A população deste felino, inventariou o ICNF, já conta com duas dezenas de animais, a deambular entre Alcoutim e Castro Marim. “As pessoas tinham perdido o hábito de conviver com o lince”, diz João Alves, referindo que este desaparecera no final do século passado. De acordo com o último censo do lince-ibérico, em 2023, já se superou a barreira dos 2000 exemplares (1730 em Espanha, 291 em Portugal).

Mas a escassez de coelho-bravo, explicou João Alves, está a pôr em causa a multiplicação da espécie, esperando-se que em 2035-40 atinja o estado de “não-preocupante”. A falta de alimento, principalmente o coelho-bravo, tem sido uma das causas para o seu declínio.
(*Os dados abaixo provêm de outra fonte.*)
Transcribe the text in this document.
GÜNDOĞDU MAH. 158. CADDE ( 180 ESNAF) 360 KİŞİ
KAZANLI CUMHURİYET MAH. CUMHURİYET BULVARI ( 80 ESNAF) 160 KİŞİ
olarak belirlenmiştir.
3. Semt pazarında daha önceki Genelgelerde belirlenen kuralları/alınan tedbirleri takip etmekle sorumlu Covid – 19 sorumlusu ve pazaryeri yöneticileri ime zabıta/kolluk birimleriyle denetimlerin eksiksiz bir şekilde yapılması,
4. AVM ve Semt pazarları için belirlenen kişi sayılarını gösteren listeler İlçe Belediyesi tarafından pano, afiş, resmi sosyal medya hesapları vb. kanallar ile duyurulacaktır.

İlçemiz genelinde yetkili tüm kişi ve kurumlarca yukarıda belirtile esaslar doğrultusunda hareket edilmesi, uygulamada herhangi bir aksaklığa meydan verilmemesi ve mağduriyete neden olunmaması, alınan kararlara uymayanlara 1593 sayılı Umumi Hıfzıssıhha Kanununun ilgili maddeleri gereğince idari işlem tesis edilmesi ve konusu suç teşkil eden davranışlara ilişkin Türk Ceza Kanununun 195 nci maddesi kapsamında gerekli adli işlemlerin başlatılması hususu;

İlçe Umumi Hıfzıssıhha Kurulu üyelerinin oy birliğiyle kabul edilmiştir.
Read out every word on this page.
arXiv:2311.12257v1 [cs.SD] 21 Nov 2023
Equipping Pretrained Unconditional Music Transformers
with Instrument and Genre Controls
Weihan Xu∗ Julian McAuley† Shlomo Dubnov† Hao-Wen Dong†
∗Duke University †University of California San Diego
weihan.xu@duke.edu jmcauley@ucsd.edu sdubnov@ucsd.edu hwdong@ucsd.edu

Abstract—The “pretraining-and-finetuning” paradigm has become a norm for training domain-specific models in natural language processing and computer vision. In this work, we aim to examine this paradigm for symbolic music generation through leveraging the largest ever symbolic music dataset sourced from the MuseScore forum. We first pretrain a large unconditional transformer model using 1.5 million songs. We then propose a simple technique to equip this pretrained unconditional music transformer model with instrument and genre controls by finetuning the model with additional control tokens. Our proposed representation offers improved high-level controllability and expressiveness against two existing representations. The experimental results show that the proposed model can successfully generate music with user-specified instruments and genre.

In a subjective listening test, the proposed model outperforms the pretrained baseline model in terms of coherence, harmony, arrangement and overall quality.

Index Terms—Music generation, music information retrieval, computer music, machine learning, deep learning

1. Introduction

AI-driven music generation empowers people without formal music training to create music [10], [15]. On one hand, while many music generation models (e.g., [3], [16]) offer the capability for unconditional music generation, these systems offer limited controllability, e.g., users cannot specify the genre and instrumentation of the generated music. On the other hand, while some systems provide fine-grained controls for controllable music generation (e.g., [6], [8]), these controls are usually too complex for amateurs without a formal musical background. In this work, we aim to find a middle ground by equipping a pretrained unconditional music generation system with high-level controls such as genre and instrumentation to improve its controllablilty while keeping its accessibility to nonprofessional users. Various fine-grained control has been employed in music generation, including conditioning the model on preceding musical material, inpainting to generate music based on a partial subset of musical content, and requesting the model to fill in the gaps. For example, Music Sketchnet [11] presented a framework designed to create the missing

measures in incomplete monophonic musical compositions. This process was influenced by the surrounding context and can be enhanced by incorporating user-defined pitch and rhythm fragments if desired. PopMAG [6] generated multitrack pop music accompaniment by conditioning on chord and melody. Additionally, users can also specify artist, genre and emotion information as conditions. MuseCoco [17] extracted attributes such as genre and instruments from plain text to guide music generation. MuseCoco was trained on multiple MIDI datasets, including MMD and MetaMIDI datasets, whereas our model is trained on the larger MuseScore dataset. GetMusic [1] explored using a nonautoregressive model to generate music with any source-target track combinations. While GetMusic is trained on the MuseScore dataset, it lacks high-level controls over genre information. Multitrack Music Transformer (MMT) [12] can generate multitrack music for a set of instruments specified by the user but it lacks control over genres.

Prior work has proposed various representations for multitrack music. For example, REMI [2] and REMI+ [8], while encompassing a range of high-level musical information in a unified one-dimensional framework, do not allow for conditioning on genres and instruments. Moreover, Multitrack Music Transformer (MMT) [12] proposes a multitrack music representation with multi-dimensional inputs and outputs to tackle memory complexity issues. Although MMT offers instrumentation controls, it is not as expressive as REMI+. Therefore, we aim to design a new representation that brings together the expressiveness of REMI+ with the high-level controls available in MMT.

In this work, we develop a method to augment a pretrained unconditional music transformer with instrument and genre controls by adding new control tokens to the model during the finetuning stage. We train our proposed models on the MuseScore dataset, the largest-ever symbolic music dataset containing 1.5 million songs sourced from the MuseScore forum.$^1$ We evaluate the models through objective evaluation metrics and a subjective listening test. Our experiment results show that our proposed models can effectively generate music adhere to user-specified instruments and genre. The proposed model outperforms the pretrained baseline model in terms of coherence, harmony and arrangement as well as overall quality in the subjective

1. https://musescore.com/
Através do projecto LIFE, referiu o biólogo, está previsto o repovoamento da espécie cinegética, tendo, para o efeito, destinada uma verba de 200 mil euros.

Simão, um aluno de 11 anos, não se mostrou surpreendido com o que viu e ouviu: “Eu já vi um lince, fui a uma largada e soltei um lince que estava em cativeiro.” De início, refere, o animal até parecia estranhar ver alguém que lhe abria a porta à liberdade. “Não queria ir embora, queria estar ao pé de nós, tivemos de o enxotar para ir para seu habitat natural.”

O espectáculo termina com uma mensagem em jeito de apresentação num primeiro dia de aulas: “Sou o maior felino de Portugal, sou bonito e faço lembrar um gato bem-comportado.” A descrição, tipo bilhete-postal, prossegue com as características anatómicas_ “Sou conhecido por ter uma cauda curta, pintas negras por todo o corpo e muitos pêlos nas orelhas em forma de pincel. Tenho pêlos em cada lado das faces. Sou silencioso, alguns chamam-me gato-fantasma.” As despedidas, acompanhadas de palmas e sorrisos das crianças, tiveram o colorido de uma festa de Natal. “Se algum dia nos cruzarmos, admirem a minha beleza. Tirem muitas fotografias. É que eu sou bonito, sou muito mais bonito do que vocês…" Soltaram-se as gargalhadas. Termina, assinando: “Do vosso querido vizinho, o lince-ibérico."